Description lpivarc 2022-01-20 09:30:00 UTC
This bug was initially created as a copy of Bug #2042402

I am copying this bug because it affects all versions.



Description of problem:
Detected by the following test - VM Live Migration Starting a VirtualMachineInstance migration postcopy [test_id:4747] should migrate using cluster level config for postcopy


Log of failure to switch to post-copy:

{"component":"virt-launcher","kind":"","level":"info","msg":"Starting post copy mode for migration","name":"testvmi-2ldvf","namespace":"kubevirt-test-default1","pos":"live-migration-source.go:577","timestamp":"2022-01-07T10:26:36.433194Z","uid":"cb664df9-edee-44b1-a8d4-32aa345cac1d"}
{"component":"virt-launcher","level":"error","msg":"internal error: unable to execute QEMU command 'migrate-start-postcopy': Postcopy must be started after migration has been started","pos":"qemuMonitorJSONCheckErrorFull:418","subcomponent":"libvirt","thread":"44","timestamp":"2022-01-07T10:26:36.433000Z"}
{"component":"virt-launcher","kind":"","level":"error","msg":"failed to start post migration","name":"testvmi-2ldvf","namespace":"kubevirt-test-default1","pos":"live-migration-source.go:582","reason":"virError(Code=1, Domain=10, Message='internal error: unable to execute QEMU command 'migrate-start-postcopy': Postcopy must be started after migration has been started')","timestamp":"2022-01-07T10:26:36.433875Z","uid":"cb664df9-edee-44b1-a8d4-32aa345cac1d"}

Version-Release number of selected component (if applicable):
4.8.*

How reproducible:
Hard to reproduce, Need to re-run the testcase multiple times to hit this error.
Switch to post-copy needs to fail.

Steps to Reproduce:
1. update cluster-level config for postcopy
2. LiveMigrate a VM with "postcopy" migration.
3. VM fails to LiveMigrate.

Actual results:
reason":"virError(Code=1, Domain=10, Message='internal error: unable to execute QEMU command 'migrate-start-postcopy': Postcopy must be started after migration has been started')
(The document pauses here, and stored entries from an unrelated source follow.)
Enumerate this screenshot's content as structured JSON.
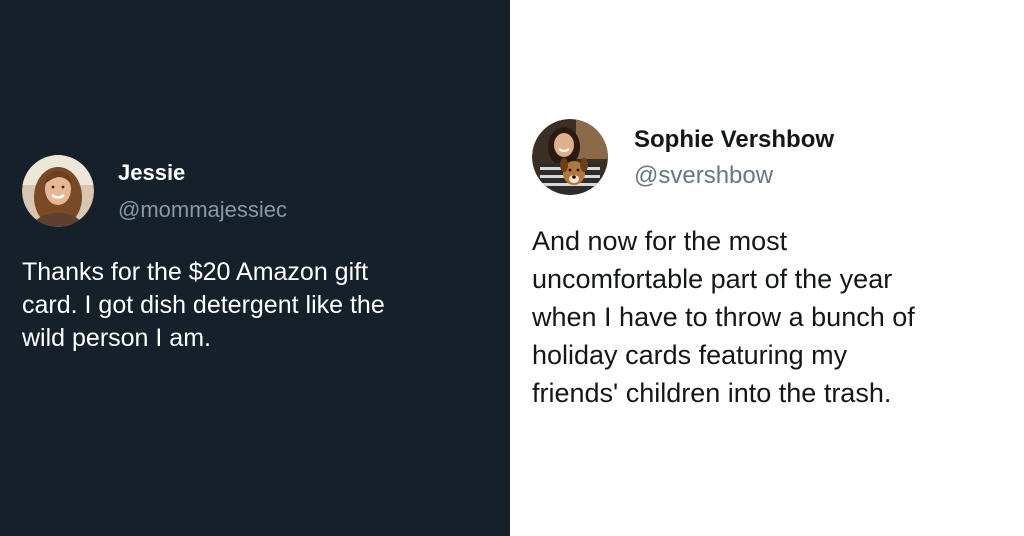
{
  "left_tweet": {
    "name": "Jessie",
    "handle": "@mommajessiec",
    "lines": [
      "Thanks for the $20 Amazon gift",
      "card. I got dish detergent like the",
      "wild person I am."
    ],
    "avatar_icon": "user-photo-avatar",
    "colors": {
      "background": "#15202b",
      "text": "#ffffff",
      "handle": "#8899a6"
    }
  },
  "right_tweet": {
    "name": "Sophie Vershbow",
    "handle": "@svershbow",
    "lines": [
      "And now for the most",
      "uncomfortable part of the year",
      "when I have to throw a bunch of",
      "holiday cards featuring my",
      "friends' children into the trash."
    ],
    "avatar_icon": "user-with-dog-photo-avatar",
    "colors": {
      "background": "#ffffff",
      "text": "#14171a",
      "handle": "#657786"
    }
  }
}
"msg":"internal error: unable to execute QEMU command 'migrate-start-postcopy': Postcopy must be started after migration has been started"

1. We fail to sync guest time in this case.
2. Migration will be executed but not in post-copy mode.
3. Hostdevices(SRIOV) will not be attached (This is already known bug)

Expected results:

Migration with postcopy is always successful and it is executed in postcopy if needed.


Additional info:

Comment 1 sgott 2022-01-28 22:08:50 UTC
Marking this as a duplicate of https://bugzilla.redhat.com/show_bug.cgi?id=2042858 since both clones are now targetted to the same release.

*** This bug has been marked as a duplicate of bug 2042858 ***